Man darf aber die Demokratie nicht […] einfach danach bestimmen, dass die Menge entscheidet (denn auch in der Oligarchie und überall sonst regiert der überwiegende Teil des Volkes), und auch nicht als Oligarchie den Fall bestimmen, wo wenige die Verfassung beherrschen […] sondern eine Demokratie besteht nur dort, wo die Freien und Unbemittelten in der Mehrheit sind und regieren, eine Oligarchie dort, wo es die Minderheit der Reichen Vornehmen tut.

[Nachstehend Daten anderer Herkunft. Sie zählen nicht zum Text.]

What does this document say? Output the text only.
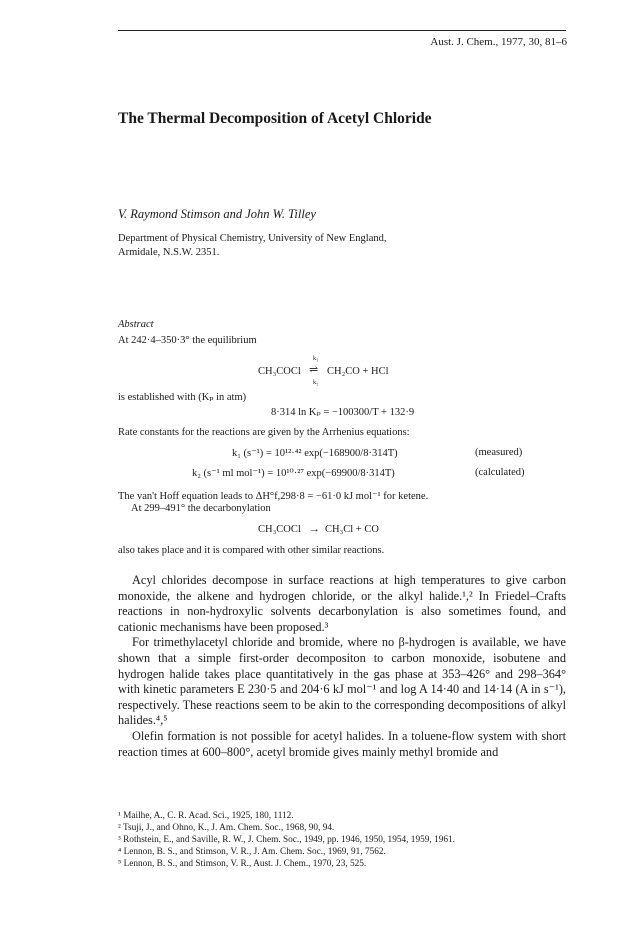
Aust. J. Chem., 1977, 30, 81–6
The Thermal Decomposition of Acetyl Chloride
V. Raymond Stimson and John W. Tilley
Department of Physical Chemistry, University of New England,
Armidale, N.S.W. 2351.
Abstract
At 242·4–350·3° the equilibrium
CH₃COCl ⇌
k₁
k₂
CH₂CO + HCl
is established with (Kₚ in atm)
8·314 ln Kₚ = −100300/T + 132·9
Rate constants for the reactions are given by the Arrhenius equations:
k₁ (s⁻¹) = 10¹²·⁴² exp(−168900/8·314T)	(measured)
k₂ (s⁻¹ ml mol⁻¹) = 10¹⁰·²⁷ exp(−69900/8·314T)	(calculated)
The van't Hoff equation leads to ΔH°f,298·8 = −61·0 kJ mol⁻¹ for ketene.
At 299–491° the decarbonylation
CH₃COCl → CH₃Cl + CO
also takes place and it is compared with other similar reactions.

Acyl chlorides decompose in surface reactions at high temperatures to give carbon monoxide, the alkene and hydrogen chloride, or the alkyl halide.¹,² In Friedel–Crafts reactions in non-hydroxylic solvents decarbonylation is also sometimes found, and cationic mechanisms have been proposed.³

For trimethylacetyl chloride and bromide, where no β-hydrogen is available, we have shown that a simple first-order decompositon to carbon monoxide, isobutene and hydrogen halide takes place quantitatively in the gas phase at 353–426° and 298–364° with kinetic parameters E 230·5 and 204·6 kJ mol⁻¹ and log A 14·40 and 14·14 (A in s⁻¹), respectively. These reactions seem to be akin to the corresponding decompositions of alkyl halides.⁴,⁵

Olefin formation is not possible for acetyl halides. In a toluene-flow system with short reaction times at 600–800°, acetyl bromide gives mainly methyl bromide and

¹ Mailhe, A., C. R. Acad. Sci., 1925, 180, 1112.
² Tsuji, J., and Ohno, K., J. Am. Chem. Soc., 1968, 90, 94.
³ Rothstein, E., and Saville, R. W., J. Chem. Soc., 1949, pp. 1946, 1950, 1954, 1959, 1961.
⁴ Lennon, B. S., and Stimson, V. R., J. Am. Chem. Soc., 1969, 91, 7562.
⁵ Lennon, B. S., and Stimson, V. R., Aust. J. Chem., 1970, 23, 525.
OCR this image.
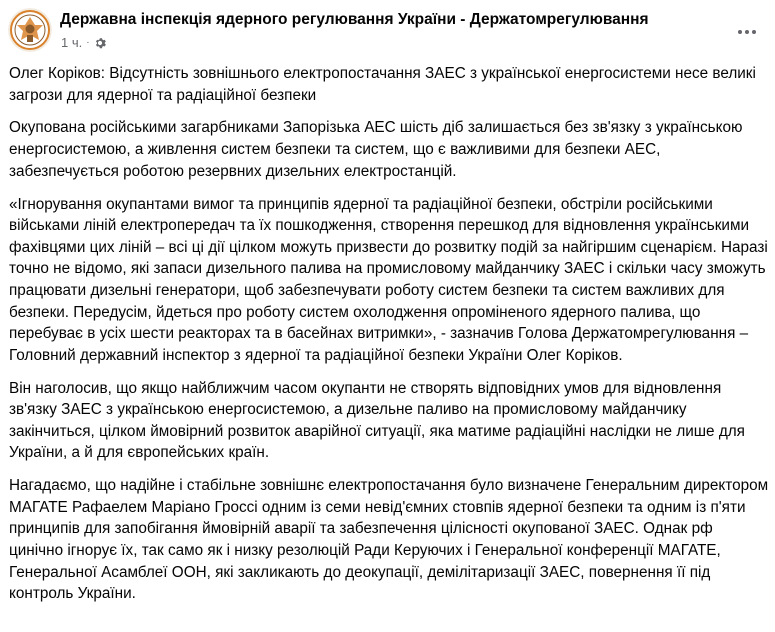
Державна інспекція ядерного регулювання України - Держатомрегулювання
1 ч. ·

Олег Коріков: Відсутність зовнішнього електропостачання ЗАЕС з української енергосистеми несе великі загрози для ядерної та радіаційної безпеки

Окупована російськими загарбниками Запорізька АЕС шість діб залишається без зв'язку з українською енергосистемою, а живлення систем безпеки та систем, що є важливими для безпеки АЕС, забезпечується роботою резервних дизельних електростанцій.

«Ігнорування окупантами вимог та принципів ядерної та радіаційної безпеки, обстріли російськими військами ліній електропередач та їх пошкодження, створення перешкод для відновлення українськими фахівцями цих ліній – всі ці дії цілком можуть призвести до розвитку подій за найгіршим сценарієм. Наразі точно не відомо, які запаси дизельного палива на промисловому майданчику ЗАЕС і скільки часу зможуть працювати дизельні генератори, щоб забезпечувати роботу систем безпеки та систем важливих для безпеки. Передусім, йдеться про роботу систем охолодження опроміненого ядерного палива, що перебуває в усіх шести реакторах та в басейнах витримки», - зазначив Голова Держатомрегулювання – Головний державний інспектор з ядерної та радіаційної безпеки України Олег Коріков.

Він наголосив, що якщо найближчим часом окупанти не створять відповідних умов для відновлення зв'язку ЗАЕС з українською енергосистемою, а дизельне паливо на промисловому майданчику закінчиться, цілком ймовірний розвиток аварійної ситуації, яка матиме радіаційні наслідки не лише для України, а й для європейських країн.

Нагадаємо, що надійне і стабільне зовнішнє електропостачання було визначене Генеральним директором МАГАТЕ Рафаелем Маріано Гроссі одним із семи невід'ємних стовпів ядерної безпеки та одним із п'яти принципів для запобігання ймовірній аварії та забезпечення цілісності окупованої ЗАЕС. Однак рф цинічно ігнорує їх, так само як і низку резолюцій Ради Керуючих і Генеральної конференції МАГАТЕ, Генеральної Асамблеї ООН, які закликають до деокупації, демілітаризації ЗАЕС, повернення її під контроль України.
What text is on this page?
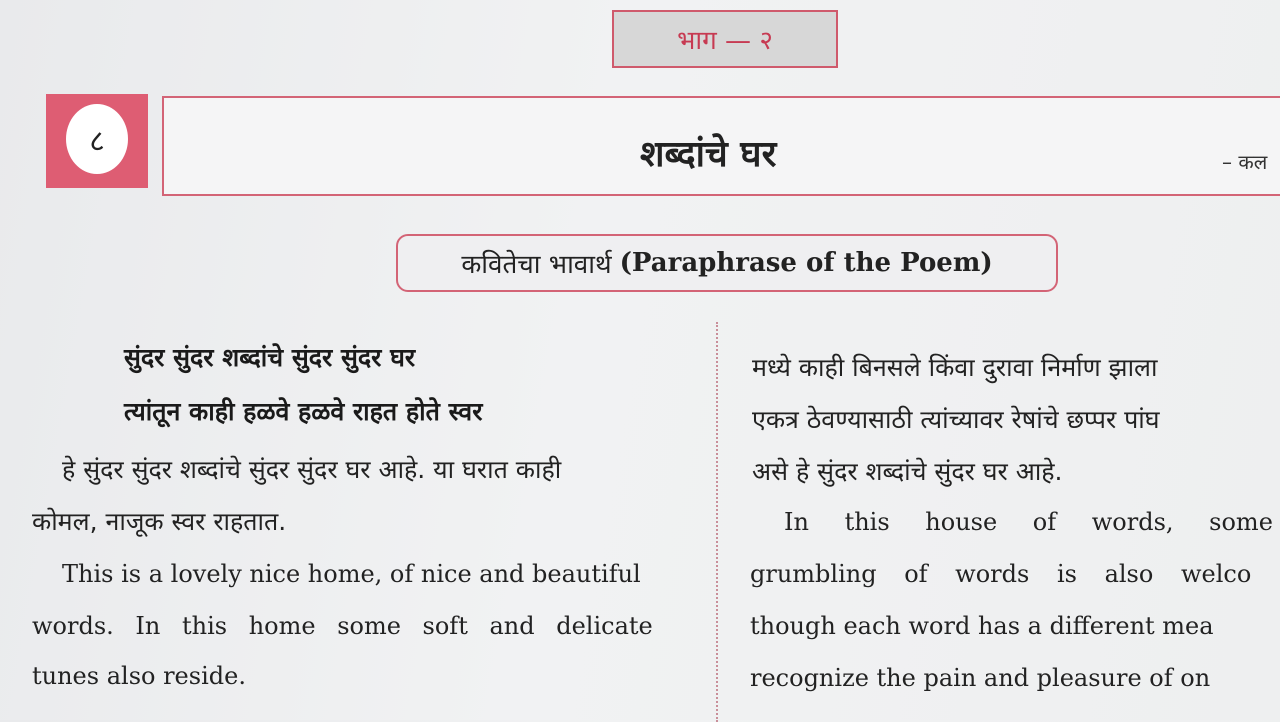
भाग — २
८	शब्दांचे घर	– कल
कवितेचा भावार्थ (Paraphrase of the Poem)
सुंदर सुंदर शब्दांचे सुंदर सुंदर घर
त्यांतून काही हळवे हळवे राहत होते स्वर
हे सुंदर सुंदर शब्दांचे सुंदर सुंदर घर आहे. या घरात काही
कोमल, नाजूक स्वर राहतात.
This is a lovely nice home, of nice and beautiful
words. In this home some soft and delicate
tunes also reside.
मध्ये काही बिनसले किंवा दुरावा निर्माण झाला
एकत्र ठेवण्यासाठी त्यांच्यावर रेषांचे छप्पर पांघ
असे हे सुंदर शब्दांचे सुंदर घर आहे.
In this house of words, some
grumbling of words is also welco
though each word has a different mea
recognize the pain and pleasure of on
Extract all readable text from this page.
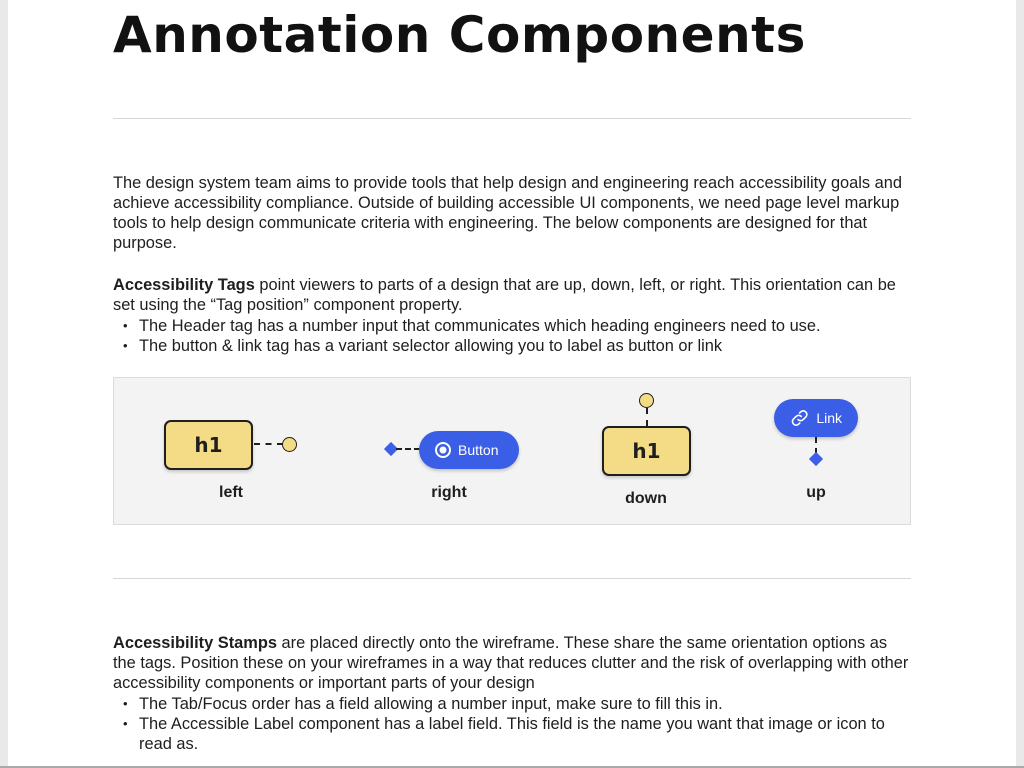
Annotation Components

The design system team aims to provide tools that help design and engineering reach accessibility goals and achieve accessibility compliance. Outside of building accessible UI components, we need page level markup tools to help design communicate criteria with engineering. The below components are designed for that purpose.

Accessibility Tags point viewers to parts of a design that are up, down, left, or right. This orientation can be set using the “Tag position” component property.

• The Header tag has a number input that communicates which heading engineers need to use.
• The button & link tag has a variant selector allowing you to label as button or link
h1
left
Button
right
h1
down
Link
up

Accessibility Stamps are placed directly onto the wireframe. These share the same orientation options as the tags. Position these on your wireframes in a way that reduces clutter and the risk of overlapping with other accessibility components or important parts of your design

• The Tab/Focus order has a field allowing a number input, make sure to fill this in.
• The Accessible Label component has a label field. This field is the name you want that image or icon to read as.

Aristoteles, Politik, Buch VI, Kapitel 5

Der wahrhafte Demokrat muss also vielmehr darauf schauen, dass das Volk nicht gar zu arm werde. Denn dies ist die Ursache, wenn eine Demokratie schlecht wird. Man muss es also so einrichten, dass eine dauernde Wohlhabenheit entstehe; denn dies nützt auch den Wohlhabenden. Man soll den Ertrag der Staatseinkünfte sammeln und aufhäufen und dann ganz den Armen verteilen, und zwar womöglich auf jeden so viel, dass es zum Ankauf eines Landstückes reicht, oder doch wenigstens als Anfangskapital für ein Geschäft oder einen Bauernbetrieb.

Somerset vs. Stewart, Court of King’s Beach, England, 14. Mai 1772, Urteilsbegründung von Lord Mansfield

Der Stand der Sklaverei ist so beschaffen, daß er ungeeignet erscheint, aus irgendeinem moralischen oder politischen Grunde eingeführt zu werden; das kann nur durch das positive Gesetz geschehen, welches seine Wirkung noch lange behält, nachdem die Gründe, Veranlassung und Zeit selbst, die es geschaffen, aus dem Gedächtniß gerissen sind. Dieser Grund ist heute so gehässig, daß nichts als das positive Gesetz zu seiner Entschuldigung angeführt werden kann. Was immer für Nachtheile sich also aus der Entscheidung ergeben: ich kann nicht sagen, daß dieser Fall nach dem Gesetz von England erlaubt oder gerechtfertigt sei – der Schwarze muß somit befreit werden.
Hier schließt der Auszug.